Because God’s mercy is the heart of the Christian Faith. “The mystery of the Christian faith seems to find its synthesis in this word,” Pope Francis has in fact written.
When God reveals himself to Moses, he manifests himself as “The Lord, the merciful and gracious God” (Ex. 34:6-7; cf. 3:14; 33:19). The Hebrew word that best designates mercy is rehamin, which expresses the bowels, which for the Semites are the seat of the emotions, our “heart”: it is a plural form of réhèm, the maternal breast, the female womb. God loves us like a tender Mother, viscerally, like the most passionate of lovers: we are his joy (Is 62:5)!
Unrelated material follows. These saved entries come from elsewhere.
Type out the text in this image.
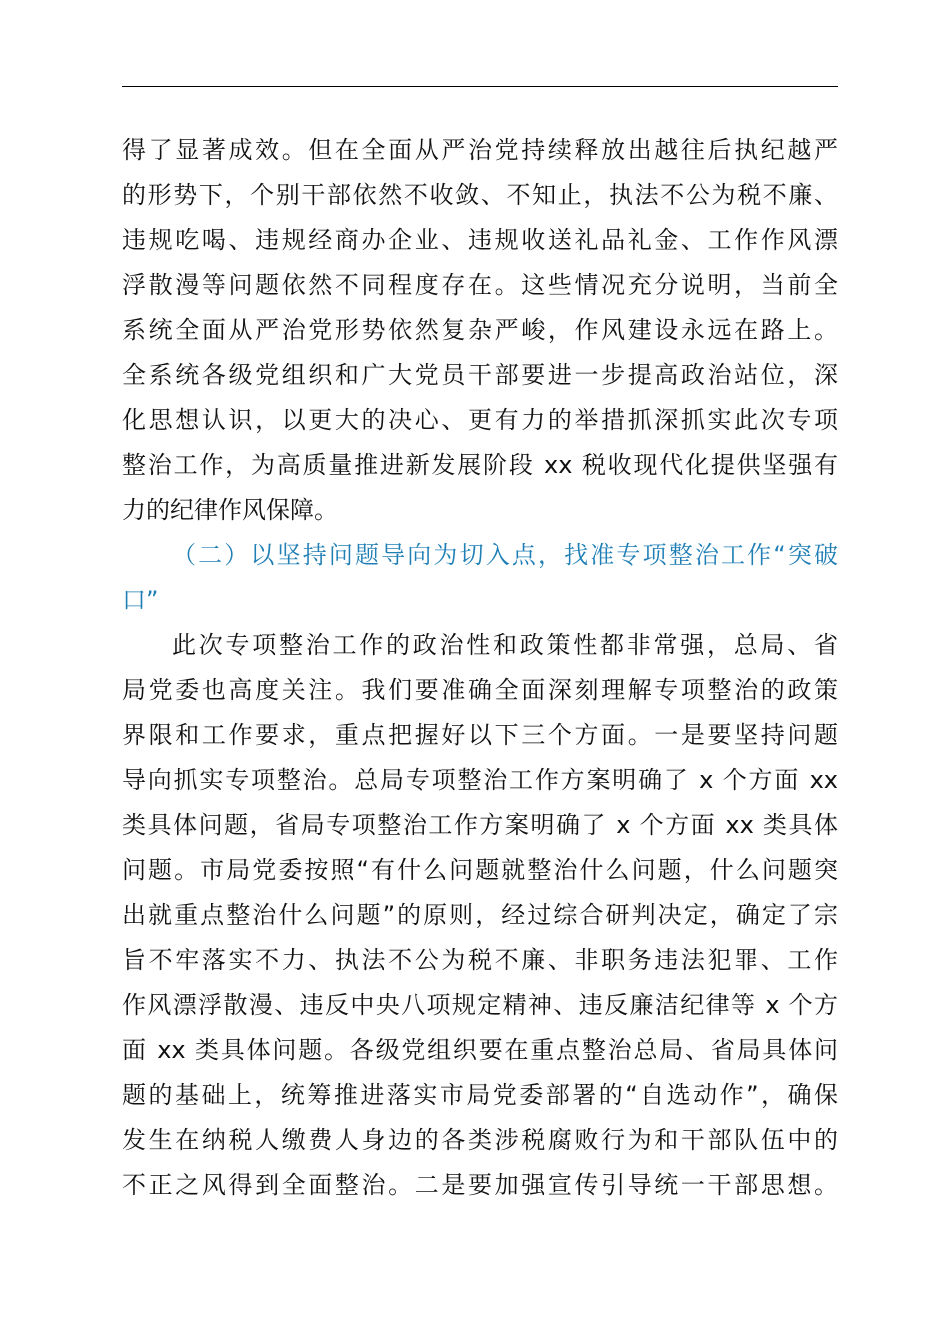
得了显著成效。但在全面从严治党持续释放出越往后执纪越严
的形势下，个别干部依然不收敛、不知止，执法不公为税不廉、
违规吃喝、违规经商办企业、违规收送礼品礼金、工作作风漂
浮散漫等问题依然不同程度存在。这些情况充分说明，当前全
系统全面从严治党形势依然复杂严峻，作风建设永远在路上。
全系统各级党组织和广大党员干部要进一步提高政治站位，深
化思想认识，以更大的决心、更有力的举措抓深抓实此次专项
整治工作，为高质量推进新发展阶段 xx 税收现代化提供坚强有
力的纪律作风保障。
（二）以坚持问题导向为切入点，找准专项整治工作“突破
口”
此次专项整治工作的政治性和政策性都非常强，总局、省
局党委也高度关注。我们要准确全面深刻理解专项整治的政策
界限和工作要求，重点把握好以下三个方面。一是要坚持问题
导向抓实专项整治。总局专项整治工作方案明确了 x 个方面 xx
类具体问题，省局专项整治工作方案明确了 x 个方面 xx 类具体
问题。市局党委按照“有什么问题就整治什么问题，什么问题突
出就重点整治什么问题”的原则，经过综合研判决定，确定了宗
旨不牢落实不力、执法不公为税不廉、非职务违法犯罪、工作
作风漂浮散漫、违反中央八项规定精神、违反廉洁纪律等 x 个方
面 xx 类具体问题。各级党组织要在重点整治总局、省局具体问
题的基础上，统筹推进落实市局党委部署的“自选动作”，确保
发生在纳税人缴费人身边的各类涉税腐败行为和干部队伍中的
不正之风得到全面整治。二是要加强宣传引导统一干部思想。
It is urgent that we move from the conception of an inflexible Judge God to that of a Merciful and Tender Father. We must get out of that “‘blasphemy’ which is the theology of satisfaction,” as Enzo Bianchi puts it, according to which man’s primordial sin, being offense to infinite God, could only be atoned for by an infinite sacrifice: hence the Son’s death on the cross, in which God is finally appeased by an infinite victim. The terrible and bloody judge God who is presented in this theological vision is not the “Father” God (Mt 6:9), indeed, “Papalino, ‘Papi’ (Rom 8:15), revealed to us by Jesus, the God who ‘feels more joy…over one converted sinner, than over ninety-nine righteous ones’ (Lk 15:7), the ‘Love God’ (1 Jn 4:8).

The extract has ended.